Take a hypothetical: Technical debt in a popular teleconferencing solution doesn’t just affect the vendor, but all of the companies that utilize the solution. Consider all of the businesses that would be caught in its wake.
Defining technical debt
According to Forbes, “For nearly three decades, the term ‘technical debt’ has been used in software development. It describes the real costs a business incurs when it opts to upgrade existing code with a few new lines of code instead of spending the time or money it takes to develop the right solution. The software might perform most of the function but doesn’t deliver on the expectations of the users. The gap between the user’s expectation and what is actually delivered is the debt that always gets paid sooner or later. Today, we attach technical debt to any tech initiative that falls short of delivering the user’s expectation.”
The best way to combat technical debt is by utilizing a state-of-the-art solution appropriately customized for its industry and purpose. Systems should be set up to be resistant to technical debt, and keep a close watch to ensure innovation enhances both quality improvement and cost control.
Let’s take commercial real estate development as an example.
Project and finance perspectives deserve equal weight
In the commercial real estate development industry, developers are very dependent on project budgeting software. The best solutions in this space should give the project perspective as much attention as the financial perspective. All the software modules or functionality should be project aware, with each module providing the necessary project perspective to complement the general ledger perspective.
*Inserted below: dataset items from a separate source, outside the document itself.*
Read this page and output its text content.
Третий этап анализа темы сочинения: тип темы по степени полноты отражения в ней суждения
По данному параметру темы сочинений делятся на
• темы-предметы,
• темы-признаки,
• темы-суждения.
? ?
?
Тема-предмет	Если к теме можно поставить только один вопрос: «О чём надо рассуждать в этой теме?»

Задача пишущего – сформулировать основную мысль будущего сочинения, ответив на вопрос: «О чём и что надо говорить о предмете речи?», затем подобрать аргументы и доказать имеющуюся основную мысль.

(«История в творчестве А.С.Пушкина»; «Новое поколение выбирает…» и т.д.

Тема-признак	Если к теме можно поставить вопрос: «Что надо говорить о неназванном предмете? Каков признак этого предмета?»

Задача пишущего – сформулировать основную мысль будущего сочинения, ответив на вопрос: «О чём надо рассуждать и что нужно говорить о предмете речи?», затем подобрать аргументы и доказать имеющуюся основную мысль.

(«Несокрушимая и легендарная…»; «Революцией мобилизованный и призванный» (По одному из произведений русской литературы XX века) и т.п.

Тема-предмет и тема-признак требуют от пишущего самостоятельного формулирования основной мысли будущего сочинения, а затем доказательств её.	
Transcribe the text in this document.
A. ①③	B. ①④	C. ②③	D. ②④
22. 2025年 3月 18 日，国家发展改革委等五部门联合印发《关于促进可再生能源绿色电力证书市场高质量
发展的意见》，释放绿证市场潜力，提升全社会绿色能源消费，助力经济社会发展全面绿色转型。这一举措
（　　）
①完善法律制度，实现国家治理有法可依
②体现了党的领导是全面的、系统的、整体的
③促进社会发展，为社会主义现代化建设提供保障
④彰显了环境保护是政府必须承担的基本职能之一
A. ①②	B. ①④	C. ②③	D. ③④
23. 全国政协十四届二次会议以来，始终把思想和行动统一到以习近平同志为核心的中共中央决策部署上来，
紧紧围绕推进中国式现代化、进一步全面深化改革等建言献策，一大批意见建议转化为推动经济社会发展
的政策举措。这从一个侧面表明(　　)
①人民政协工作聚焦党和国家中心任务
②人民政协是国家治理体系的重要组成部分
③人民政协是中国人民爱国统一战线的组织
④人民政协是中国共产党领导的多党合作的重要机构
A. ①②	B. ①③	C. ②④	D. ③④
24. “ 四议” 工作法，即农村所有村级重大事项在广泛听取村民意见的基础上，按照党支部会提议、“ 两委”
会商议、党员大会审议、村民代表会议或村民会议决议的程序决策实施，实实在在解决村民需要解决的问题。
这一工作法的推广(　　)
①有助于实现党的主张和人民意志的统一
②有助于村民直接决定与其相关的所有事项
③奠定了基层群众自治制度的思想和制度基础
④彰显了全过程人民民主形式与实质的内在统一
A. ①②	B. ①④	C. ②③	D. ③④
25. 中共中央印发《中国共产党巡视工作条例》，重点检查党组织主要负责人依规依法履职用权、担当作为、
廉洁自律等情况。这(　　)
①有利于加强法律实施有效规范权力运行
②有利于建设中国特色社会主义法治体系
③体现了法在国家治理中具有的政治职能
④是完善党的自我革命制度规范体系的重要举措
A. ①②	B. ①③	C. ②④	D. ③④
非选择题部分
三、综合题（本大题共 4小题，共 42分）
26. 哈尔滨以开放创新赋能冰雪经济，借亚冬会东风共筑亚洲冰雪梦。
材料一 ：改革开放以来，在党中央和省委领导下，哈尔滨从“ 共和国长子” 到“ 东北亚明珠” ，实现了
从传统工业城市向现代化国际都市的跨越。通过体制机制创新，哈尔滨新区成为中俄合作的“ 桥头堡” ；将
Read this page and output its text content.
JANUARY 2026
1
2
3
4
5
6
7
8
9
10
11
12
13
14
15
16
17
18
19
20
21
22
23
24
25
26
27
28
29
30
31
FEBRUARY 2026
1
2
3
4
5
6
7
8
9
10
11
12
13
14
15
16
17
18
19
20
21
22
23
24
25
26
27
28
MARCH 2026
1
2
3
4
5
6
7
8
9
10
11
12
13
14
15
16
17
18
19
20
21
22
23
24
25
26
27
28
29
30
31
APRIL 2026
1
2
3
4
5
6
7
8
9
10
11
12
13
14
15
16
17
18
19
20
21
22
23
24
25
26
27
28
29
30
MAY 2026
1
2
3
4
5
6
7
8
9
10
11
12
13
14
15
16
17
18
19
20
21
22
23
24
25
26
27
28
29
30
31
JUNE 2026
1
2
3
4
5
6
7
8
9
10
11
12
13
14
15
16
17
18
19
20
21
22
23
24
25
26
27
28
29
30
Independent perspectives are the key to addressing the real estate developer’s needs and reducing technical debt. In this way, the project perspective permeates the software design, and the developer gets to see the project from the top-down. Since most developers hire a general contractor and subcontractors to implement projects, top-down financial control is more critical than bottom-up details.
Nearly all job costing software emphasizes the subcontractor or general contractor perspective where the detail level drives the reporting. But success in the developer market comes from its ability to go beyond the details and show management top-level project status and the various detail levels that support it. The software solution must address the complete life cycle of a real estate asset: from project inception to project completion, and from pre-development to property management, in order to minimize budget debt and maximize profit, efficiency and client satisfaction.